猫是长胡子的少女
少女的颜色——清澈的蓝、热情的红、还掺有一点恶魔的黑,在诗的形式里成为了调皮跳跃的文字。能将少女关在纸页间的是什么呢?寂寞的巨大遗失物——海,年幼却埋藏着地狱的童谣,长胡子的少女——猫,与少女有着同样年龄世界的少年,没有灵魂的少女——人偶,有灵魂的少女——爱,如少女般短暂而绚烂的花……少女被染成了各种各样的颜色。
在我对寺山修司有限的了解中,他所表现出的怪诞、绚丽、光怪陆离给我留下了深刻的印象,然而在诗集开篇,清澈而寂寞的海的篇章让我仿佛真的看到少女般纯净的他的内心,而这份寂寞,依旧朝着哀伤猛烈的悲情去了,他的浓烈和少女的纯净糅合成更加瑰丽的色彩。从海的篇章看到了不一样的寺山,而其中隐现的颓靡的哀思在他恶意味的悲情与海的清澈之间寻找着一种平衡。然而从童谣的部分开始,恶魔心思的寺山便摇起了迷惑人的尾巴,毕竟少女特质也是存在恶魔因素的,于是一个集天真烂漫、哀思愁绪、甜美恶意于一身的集子便出现了。
或许这种总括并不合适,诗的形式本身的自由性和发散性可以涵盖广阔的天地,然而称少女和世界互相概括也绝不过分,代表花、爱、大海这样广阔的概念,也可以将海囊括为遗失物,或是“你的/一根黑发/成了地平线”,“人生不过是步行的影子”这样迅猛的转化,在这之间夹杂的细小精巧的联想,则是独属的寺山的实验。
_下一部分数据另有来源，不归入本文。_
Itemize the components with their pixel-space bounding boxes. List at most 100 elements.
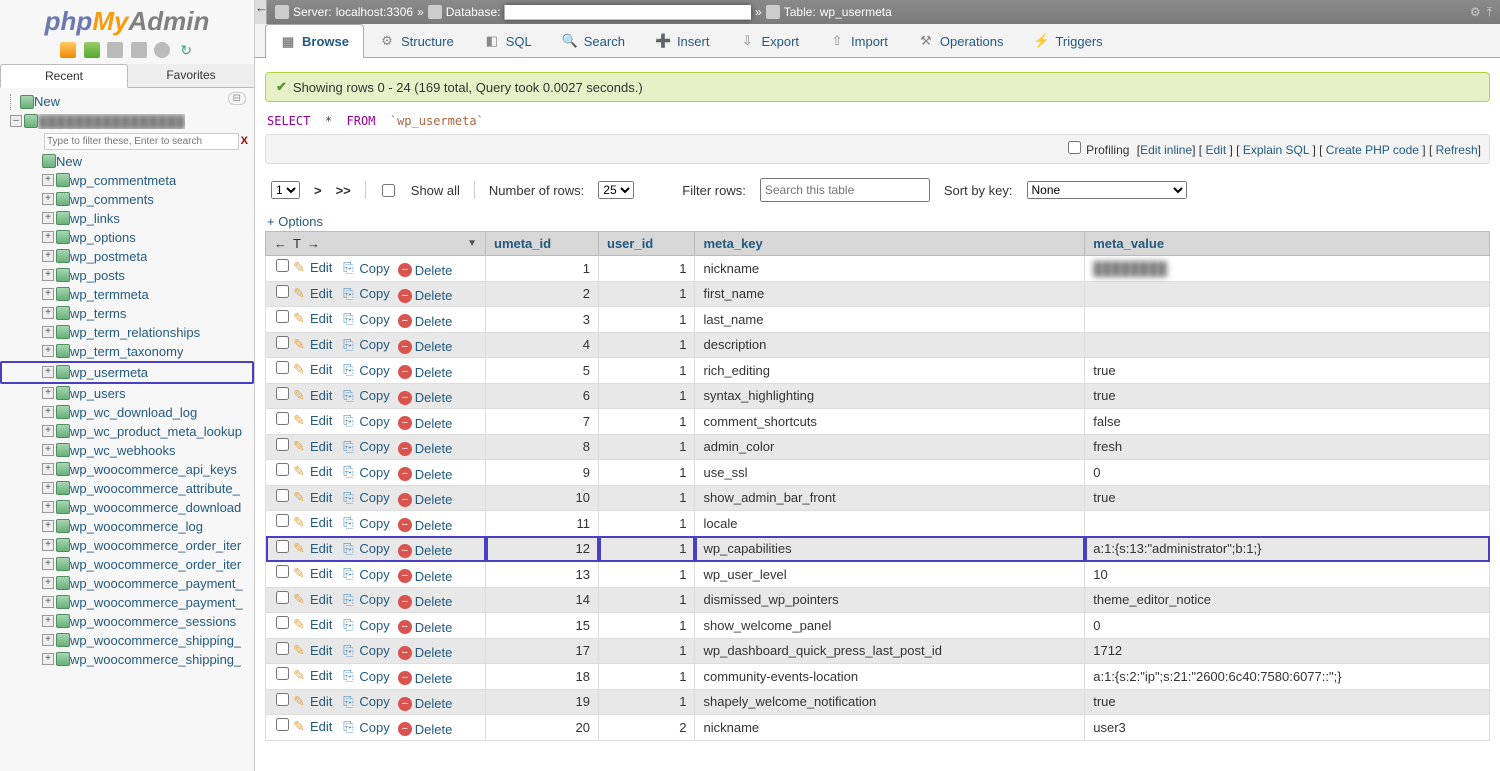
- expand-icon[interactable]: +: [42, 326, 54, 338]
- phpmyadmin-logo[interactable]: phpMyAdmin: [0, 0, 254, 39]
- database-link[interactable]: █████████████████████████████: [504, 5, 751, 19]
- row-checkbox[interactable]: [276, 438, 289, 451]
- copy-row-link[interactable]: Copy: [340, 592, 389, 608]
- gear-icon[interactable]: ⚙: [1470, 5, 1481, 20]
- table-node-wp_posts[interactable]: +wp_posts: [0, 266, 254, 285]
- logout-icon[interactable]: [84, 42, 100, 58]
- table-node-wp_options[interactable]: +wp_options: [0, 228, 254, 247]
- delete-row-link[interactable]: Delete: [398, 441, 453, 456]
- table-link[interactable]: wp_usermeta: [820, 5, 892, 19]
- options-toggle[interactable]: + Options: [267, 214, 323, 229]
- row-checkbox[interactable]: [276, 489, 289, 502]
- row-checkbox[interactable]: [276, 642, 289, 655]
- delete-row-link[interactable]: Delete: [398, 645, 453, 660]
- row-checkbox[interactable]: [276, 693, 289, 706]
- filter-rows-input[interactable]: [760, 178, 930, 202]
- row-checkbox[interactable]: [276, 514, 289, 527]
- copy-row-link[interactable]: Copy: [340, 490, 389, 506]
- expand-icon[interactable]: +: [42, 482, 54, 494]
- copy-row-link[interactable]: Copy: [340, 515, 389, 531]
- expand-icon[interactable]: +: [42, 345, 54, 357]
- copy-row-link[interactable]: Copy: [340, 286, 389, 302]
- expand-icon[interactable]: +: [42, 653, 54, 665]
- delete-row-link[interactable]: Delete: [398, 543, 453, 558]
- copy-row-link[interactable]: Copy: [340, 643, 389, 659]
- row-checkbox[interactable]: [276, 718, 289, 731]
- table-node-wp_comments[interactable]: +wp_comments: [0, 190, 254, 209]
- expand-icon[interactable]: +: [42, 231, 54, 243]
- tab-insert[interactable]: ➕Insert: [640, 24, 725, 57]
- edit-row-link[interactable]: Edit: [291, 642, 332, 658]
- copy-row-link[interactable]: Copy: [340, 388, 389, 404]
- expand-icon[interactable]: +: [42, 558, 54, 570]
- edit-query-link[interactable]: Edit: [1205, 143, 1226, 157]
- edit-row-link[interactable]: Edit: [291, 285, 332, 301]
- tab-sql[interactable]: ◧SQL: [469, 24, 547, 57]
- copy-row-link[interactable]: Copy: [340, 541, 389, 557]
- home-icon[interactable]: [60, 42, 76, 58]
- row-checkbox[interactable]: [276, 412, 289, 425]
- recent-tab[interactable]: Recent: [0, 64, 128, 88]
- expand-icon[interactable]: +: [42, 212, 54, 224]
- edit-row-link[interactable]: Edit: [291, 591, 332, 607]
- expand-icon[interactable]: +: [42, 174, 54, 186]
- num-rows-select[interactable]: 25: [598, 181, 634, 199]
- expand-icon[interactable]: +: [42, 307, 54, 319]
- row-checkbox[interactable]: [276, 463, 289, 476]
- table-node-wp_users[interactable]: +wp_users: [0, 384, 254, 403]
- expand-icon[interactable]: +: [42, 425, 54, 437]
- delete-row-link[interactable]: Delete: [398, 620, 453, 635]
- copy-row-link[interactable]: Copy: [340, 311, 389, 327]
- copy-row-link[interactable]: Copy: [340, 439, 389, 455]
- database-node[interactable]: – ████████████████: [0, 112, 254, 131]
- table-node-wp_usermeta[interactable]: +wp_usermeta: [0, 361, 254, 384]
- expand-icon[interactable]: +: [42, 501, 54, 513]
- delete-row-link[interactable]: Delete: [398, 492, 453, 507]
- row-checkbox[interactable]: [276, 387, 289, 400]
- expand-icon[interactable]: +: [42, 634, 54, 646]
- row-checkbox[interactable]: [276, 616, 289, 629]
- copy-row-link[interactable]: Copy: [340, 719, 389, 735]
- edit-row-link[interactable]: Edit: [291, 719, 332, 735]
- last-page-button[interactable]: >>: [336, 183, 351, 198]
- table-node-wp_woocommerce_download[interactable]: +wp_woocommerce_download: [0, 498, 254, 517]
- edit-row-link[interactable]: Edit: [291, 566, 332, 582]
- delete-row-link[interactable]: Delete: [398, 263, 453, 278]
- expand-icon[interactable]: +: [42, 615, 54, 627]
- tab-structure[interactable]: ⚙Structure: [364, 24, 469, 57]
- table-node-wp_term_taxonomy[interactable]: +wp_term_taxonomy: [0, 342, 254, 361]
- arrow-left-icon[interactable]: ←: [274, 236, 287, 251]
- refresh-link[interactable]: Refresh: [1436, 143, 1478, 157]
- table-node-wp_woocommerce_api_keys[interactable]: +wp_woocommerce_api_keys: [0, 460, 254, 479]
- expand-icon[interactable]: +: [42, 596, 54, 608]
- reload-icon[interactable]: ↻: [178, 42, 194, 58]
- row-checkbox[interactable]: [276, 336, 289, 349]
- edit-row-link[interactable]: Edit: [291, 336, 332, 352]
- expand-icon[interactable]: +: [42, 288, 54, 300]
- table-node-wp_termmeta[interactable]: +wp_termmeta: [0, 285, 254, 304]
- tab-browse[interactable]: ▦Browse: [265, 24, 364, 58]
- copy-row-link[interactable]: Copy: [340, 362, 389, 378]
- expand-icon[interactable]: +: [42, 463, 54, 475]
- edit-inline-link[interactable]: Edit inline: [1140, 143, 1192, 157]
- expand-icon[interactable]: +: [42, 444, 54, 456]
- table-node-wp_woocommerce_log[interactable]: +wp_woocommerce_log: [0, 517, 254, 536]
- edit-row-link[interactable]: Edit: [291, 387, 332, 403]
- page-select[interactable]: 1: [271, 181, 300, 199]
- delete-row-link[interactable]: Delete: [398, 722, 453, 737]
- collapse-sidebar-icon[interactable]: ←: [255, 0, 267, 24]
- favorites-tab[interactable]: Favorites: [128, 64, 254, 87]
- delete-row-link[interactable]: Delete: [398, 416, 453, 431]
- table-node-wp_woocommerce_order_iter[interactable]: +wp_woocommerce_order_iter: [0, 555, 254, 574]
- delete-row-link[interactable]: Delete: [398, 696, 453, 711]
- table-node-wp_wc_download_log[interactable]: +wp_wc_download_log: [0, 403, 254, 422]
- sql-icon[interactable]: [131, 42, 147, 58]
- clear-filter-icon[interactable]: X: [241, 135, 248, 147]
- delete-row-link[interactable]: Delete: [398, 339, 453, 354]
- collapse-badge-icon[interactable]: ⊟: [228, 92, 246, 105]
- expand-icon[interactable]: +: [42, 539, 54, 551]
- edit-row-link[interactable]: Edit: [291, 617, 332, 633]
- row-checkbox[interactable]: [276, 591, 289, 604]
- copy-row-link[interactable]: Copy: [340, 617, 389, 633]
- copy-row-link[interactable]: Copy: [340, 337, 389, 353]
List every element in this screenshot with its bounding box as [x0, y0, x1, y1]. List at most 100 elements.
因此,即便他最初展现了异于常时风格的细腻敏感的哀愁淡影,之后的异色联想与实验性质的诗句便是色彩浓烈的寺山本身。
画面与诗意,两者在寺山的身上达到了奇妙的统一性,怪诞与奇异在他的思想、审美、画面、追求上处处均有体现。我总觉得他的灵魂早已缚在眺望着母亲背影的少年时代,那种清润消瘦却又蕴藏着极度深刻的反抗力的对比,就像他电影画面的色彩对比一样浓烈。《扔掉书本上街去》中母亲送的锈迹斑斑的口琴,《死者田园祭》中死守挂钟的母亲、少年迷恋的欺骗他的美丽少妇,在诗集里化作地狱般的回忆,而“回忆并不是历史,而是回忆的感觉”,这份回忆里亦真亦假,“少年想用针/将暗恋的人妻的面影/缝进黑夜之中”,代表欲望的人妻和扼制欲望的母亲交错成少年寺山的复杂光影,如《死者田园祭》中优雅决绝死去的少妇一般冰冷又无意识的人偶成为寺山性欲的兴趣点,少女的人偶,人偶的少女,人偶的少妇……于是异色青春在影视里、书籍里变成斑驳的组合品,而在诗集里,各种元素又被打乱成无性别、无年龄、情绪播散,他被分解成了全部,又重组成了一切人和物——猫是长胡子的少女。一个作者的创造力,不就是从元素的重组中展露的吗?
有关这个永远的少年(或少女)的一切,在异色的组合下呈现出寺山独有的奇幻,梦一般,正是一颗年轻的心才能保持的感受力,诗歌对事物边界的模糊就像“地球的泪/和你的海”,那么我想到的是寺山的回忆,和少女的梦。